L'Hexagone s'essoufle. L'indice PMI ("purchasing managers index"), qui mesure par une enquête le niveau d'activité, stagne pour le mois d'août, se maintenant à 46,6% après un mois de juillet déjà marqué par une baisse. Au-deçà de 50 points, l'index décrit en effet une contraction de l'économie. Le constat est identique en Europe: l'indice d’activité pour la zone euro se replie à 47, soit 1,6 point de moins qu’en juillet, et un plus bas depuis près de trois ans.

Les services ralentissent

Surtout, si l'industrie manufacturière demeure sans surprise la mauvaise élève, la contagion s’étend aux services, qui s’enrhument à leur tour: ils pointent à 46,7 points, leur plus bas niveau depuis 30 mois, et le troisième mois consécutif de baisse.
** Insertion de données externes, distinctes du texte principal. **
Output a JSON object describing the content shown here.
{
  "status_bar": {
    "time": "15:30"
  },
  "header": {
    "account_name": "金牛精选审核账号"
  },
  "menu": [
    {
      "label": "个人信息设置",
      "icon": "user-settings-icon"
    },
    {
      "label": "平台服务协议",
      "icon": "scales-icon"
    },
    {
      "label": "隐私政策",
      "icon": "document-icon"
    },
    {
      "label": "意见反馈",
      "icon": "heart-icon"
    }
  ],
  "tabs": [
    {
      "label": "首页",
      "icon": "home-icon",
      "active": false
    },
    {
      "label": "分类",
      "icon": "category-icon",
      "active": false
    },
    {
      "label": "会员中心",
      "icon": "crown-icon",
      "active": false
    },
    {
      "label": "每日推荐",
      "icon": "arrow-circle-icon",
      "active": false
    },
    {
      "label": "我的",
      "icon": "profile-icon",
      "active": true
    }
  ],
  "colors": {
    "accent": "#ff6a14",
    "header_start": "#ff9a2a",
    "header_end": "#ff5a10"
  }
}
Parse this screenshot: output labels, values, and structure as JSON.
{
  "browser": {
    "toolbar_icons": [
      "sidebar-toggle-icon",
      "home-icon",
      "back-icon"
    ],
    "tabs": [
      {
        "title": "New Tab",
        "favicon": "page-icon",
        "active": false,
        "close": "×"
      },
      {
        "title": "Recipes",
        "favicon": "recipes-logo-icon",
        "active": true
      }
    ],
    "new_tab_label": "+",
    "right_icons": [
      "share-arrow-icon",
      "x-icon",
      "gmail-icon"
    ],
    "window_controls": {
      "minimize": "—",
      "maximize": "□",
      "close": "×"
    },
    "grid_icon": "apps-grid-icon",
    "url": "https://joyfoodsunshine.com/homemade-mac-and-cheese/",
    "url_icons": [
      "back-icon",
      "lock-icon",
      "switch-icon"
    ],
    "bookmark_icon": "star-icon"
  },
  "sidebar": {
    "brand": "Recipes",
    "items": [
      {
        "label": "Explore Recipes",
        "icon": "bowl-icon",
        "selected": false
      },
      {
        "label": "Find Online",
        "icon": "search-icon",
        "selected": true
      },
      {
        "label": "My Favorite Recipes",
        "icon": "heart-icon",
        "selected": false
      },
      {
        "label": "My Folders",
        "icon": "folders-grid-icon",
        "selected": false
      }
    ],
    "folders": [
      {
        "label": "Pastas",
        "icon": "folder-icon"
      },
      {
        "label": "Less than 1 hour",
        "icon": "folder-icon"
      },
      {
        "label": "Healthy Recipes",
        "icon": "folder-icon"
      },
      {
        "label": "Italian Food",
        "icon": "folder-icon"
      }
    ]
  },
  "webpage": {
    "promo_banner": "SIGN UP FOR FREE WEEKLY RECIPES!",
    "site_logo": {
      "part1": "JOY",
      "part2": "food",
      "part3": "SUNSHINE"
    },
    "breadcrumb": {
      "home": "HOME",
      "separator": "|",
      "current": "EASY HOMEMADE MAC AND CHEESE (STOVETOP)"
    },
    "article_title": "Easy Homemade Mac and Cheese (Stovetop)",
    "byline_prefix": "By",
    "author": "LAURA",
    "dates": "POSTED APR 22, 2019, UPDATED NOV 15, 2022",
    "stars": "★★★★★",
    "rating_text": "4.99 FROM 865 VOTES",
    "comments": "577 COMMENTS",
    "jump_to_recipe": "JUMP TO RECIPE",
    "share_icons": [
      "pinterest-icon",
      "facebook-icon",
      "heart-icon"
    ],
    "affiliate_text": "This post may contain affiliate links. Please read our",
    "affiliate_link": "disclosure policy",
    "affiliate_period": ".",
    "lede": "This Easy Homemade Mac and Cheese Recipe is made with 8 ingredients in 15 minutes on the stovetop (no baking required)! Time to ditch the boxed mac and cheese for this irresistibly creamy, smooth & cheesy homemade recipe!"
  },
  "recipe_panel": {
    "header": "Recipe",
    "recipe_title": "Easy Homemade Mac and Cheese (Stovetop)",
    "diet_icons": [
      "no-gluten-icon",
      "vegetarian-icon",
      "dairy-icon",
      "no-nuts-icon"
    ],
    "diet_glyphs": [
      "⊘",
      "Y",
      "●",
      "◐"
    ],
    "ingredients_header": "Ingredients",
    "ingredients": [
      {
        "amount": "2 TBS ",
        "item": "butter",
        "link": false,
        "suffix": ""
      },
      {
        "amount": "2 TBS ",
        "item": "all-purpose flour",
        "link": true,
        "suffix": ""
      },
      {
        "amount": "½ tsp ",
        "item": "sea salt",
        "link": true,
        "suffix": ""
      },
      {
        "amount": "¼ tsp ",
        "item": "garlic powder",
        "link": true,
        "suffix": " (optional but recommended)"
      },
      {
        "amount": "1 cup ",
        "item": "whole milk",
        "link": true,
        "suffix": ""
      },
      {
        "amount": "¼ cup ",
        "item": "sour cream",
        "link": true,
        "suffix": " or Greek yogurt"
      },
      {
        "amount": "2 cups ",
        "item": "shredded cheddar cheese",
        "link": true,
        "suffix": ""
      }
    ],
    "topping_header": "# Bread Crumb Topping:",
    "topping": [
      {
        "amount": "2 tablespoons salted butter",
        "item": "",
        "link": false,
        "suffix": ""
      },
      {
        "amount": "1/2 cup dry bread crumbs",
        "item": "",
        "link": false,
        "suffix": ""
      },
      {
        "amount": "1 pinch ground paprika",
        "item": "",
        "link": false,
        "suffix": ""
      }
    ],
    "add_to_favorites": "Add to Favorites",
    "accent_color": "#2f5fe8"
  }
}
Un facteur à prendre en compte, selon Philippe Waechter, chef économiste chez Ostrum Asset Management, invité de BFM Business ce mercredi soir: "La dynamique des services, qui maintenait l’indicateur vers le haut, s’est cassée en France, en Allemagne et dans la zone Euro. Cela tire tout vers le bas car l’industrie manufacturière n’allait pas très bien".
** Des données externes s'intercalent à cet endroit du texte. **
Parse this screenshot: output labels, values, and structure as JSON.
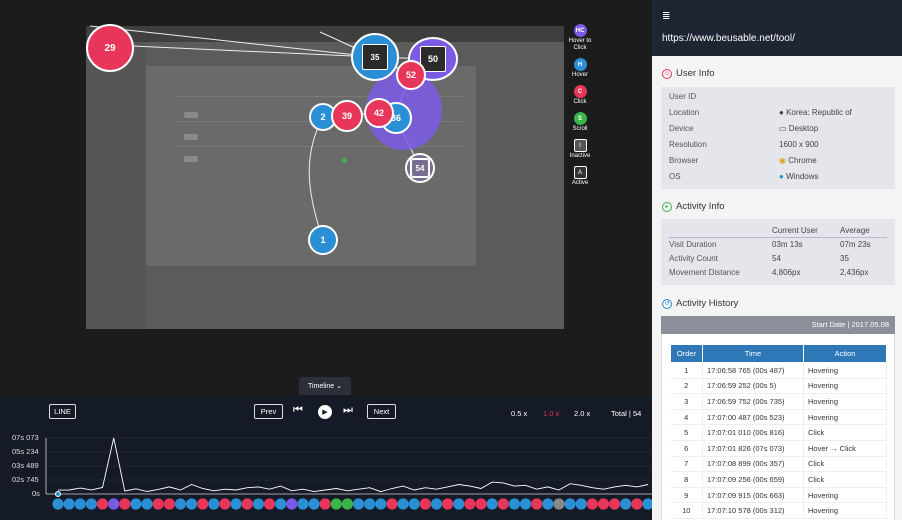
{
  "legend": [
    {
      "badge": "HC",
      "label": "Hover to Click",
      "color": "#7b5be6"
    },
    {
      "badge": "H",
      "label": "Hover",
      "color": "#2a8fd4"
    },
    {
      "badge": "C",
      "label": "Click",
      "color": "#e8365a"
    },
    {
      "badge": "S",
      "label": "Scroll",
      "color": "#3bb54a"
    },
    {
      "badge": "I",
      "label": "Inactive",
      "color": "#333333"
    },
    {
      "badge": "A",
      "label": "Active",
      "color": "#333333"
    }
  ],
  "bubbles": {
    "b29": "29",
    "b35": "35",
    "b50": "50",
    "b52": "52",
    "b2": "2",
    "b39": "39",
    "b42": "42",
    "b36": "36",
    "b54": "54",
    "b1": "1"
  },
  "timeline_tab": "Timeline",
  "controls": {
    "line": "LINE",
    "prev": "Prev",
    "next": "Next",
    "speed_05": "0.5 x",
    "speed_10": "1.0 x",
    "speed_20": "2.0 x",
    "total": "Total | 54"
  },
  "y_axis": [
    "07s 073",
    "05s 234",
    "03s 489",
    "02s 745",
    "0s"
  ],
  "chart_data": {
    "type": "line",
    "ylabel": "",
    "yticks": [
      "07s 073",
      "05s 234",
      "03s 489",
      "02s 745",
      "0s"
    ],
    "ylim": [
      0,
      7.073
    ],
    "x": [
      1,
      2,
      3,
      4,
      5,
      6,
      7,
      8,
      9,
      10,
      11,
      12,
      13,
      14,
      15,
      16,
      17,
      18,
      19,
      20,
      21,
      22,
      23,
      24,
      25,
      26,
      27,
      28,
      29,
      30,
      31,
      32,
      33,
      34,
      35,
      36,
      37,
      38,
      39,
      40,
      41,
      42,
      43,
      44,
      45,
      46,
      47,
      48,
      49,
      50,
      51,
      52,
      53,
      54
    ],
    "values": [
      0.49,
      0.5,
      0.74,
      0.52,
      0.82,
      7.07,
      0.36,
      0.66,
      0.31,
      0.58,
      0.9,
      0.5,
      1.2,
      0.7,
      0.4,
      0.6,
      0.5,
      0.8,
      0.9,
      0.6,
      1.0,
      0.4,
      0.6,
      0.3,
      0.5,
      0.7,
      0.4,
      0.6,
      0.8,
      0.3,
      0.7,
      1.0,
      0.5,
      0.8,
      0.6,
      0.9,
      1.2,
      1.0,
      0.7,
      1.5,
      1.4,
      1.0,
      1.1,
      0.6,
      0.9,
      0.5,
      1.3,
      1.1,
      0.8,
      0.6,
      0.9,
      1.1,
      0.9,
      1.2
    ],
    "markers": [
      "H",
      "H",
      "H",
      "H",
      "C",
      "HC",
      "C",
      "H",
      "H",
      "C",
      "C",
      "H",
      "H",
      "C",
      "H",
      "C",
      "H",
      "C",
      "H",
      "C",
      "H",
      "HC",
      "H",
      "H",
      "C",
      "S",
      "S",
      "H",
      "H",
      "H",
      "C",
      "H",
      "H",
      "C",
      "H",
      "C",
      "H",
      "C",
      "C",
      "H",
      "C",
      "H",
      "H",
      "C",
      "H",
      "I",
      "H",
      "H",
      "C",
      "C",
      "C",
      "H",
      "C",
      "H"
    ]
  },
  "right": {
    "url": "https://www.beusable.net/tool/",
    "user_info_title": "User Info",
    "user_info": [
      {
        "key": "User ID",
        "value": ""
      },
      {
        "key": "Location",
        "value": "Korea: Republic of"
      },
      {
        "key": "Device",
        "value": "Desktop"
      },
      {
        "key": "Resolution",
        "value": "1600 x 900"
      },
      {
        "key": "Browser",
        "value": "Chrome"
      },
      {
        "key": "OS",
        "value": "Windows"
      }
    ],
    "activity_info_title": "Activity Info",
    "activity_cols": [
      "Current User",
      "Average"
    ],
    "activity_rows": [
      {
        "key": "Visit Duration",
        "cur": "03m 13s",
        "avg": "07m 23s"
      },
      {
        "key": "Activity Count",
        "cur": "54",
        "avg": "35"
      },
      {
        "key": "Movement Distance",
        "cur": "4,806px",
        "avg": "2,436px"
      }
    ],
    "history_title": "Activity History",
    "start_date": "Start Date | 2017.05.08",
    "history_cols": [
      "Order",
      "Time",
      "Action"
    ],
    "history": [
      {
        "order": "1",
        "time": "17:06:58 765 (00s 487)",
        "action": "Hovering"
      },
      {
        "order": "2",
        "time": "17:06:59 252 (00s 5)",
        "action": "Hovering"
      },
      {
        "order": "3",
        "time": "17:06:59 752 (00s 735)",
        "action": "Hovering"
      },
      {
        "order": "4",
        "time": "17:07:00 487 (00s 523)",
        "action": "Hovering"
      },
      {
        "order": "5",
        "time": "17:07:01 010 (00s 816)",
        "action": "Click"
      },
      {
        "order": "6",
        "time": "17:07:01 826 (07s 073)",
        "action": "Hover → Click"
      },
      {
        "order": "7",
        "time": "17:07:08 899 (00s 357)",
        "action": "Click"
      },
      {
        "order": "8",
        "time": "17:07:09 256 (00s 659)",
        "action": "Click"
      },
      {
        "order": "9",
        "time": "17:07:09 915 (00s 663)",
        "action": "Hovering"
      },
      {
        "order": "10",
        "time": "17:07:10 578 (00s 312)",
        "action": "Hovering"
      }
    ]
  }
}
"On ne peut plus exclure un fort risque de récession en deuxième partie d’année, du fait du ralentissement des services", poursuit Philippe Waechter.

L'emploi est la deuxième variable d'inquiétude: si les effectifs continuent de s'étoffer en France ces dernières semaines, ils le font à moindre rythme. Et si les entreprises vivent encore sur leurs contrats en attente, la baisse d'activité attendue aura des conséquences sur le recrutement rapidement.

"C’est un coup d’arrêt préoccupant sur le marché du travail, car les ménages ne s’inquiétaient jusqu’ici que de leur consommation, pas de leur emploi", prévient Philippe Waechter.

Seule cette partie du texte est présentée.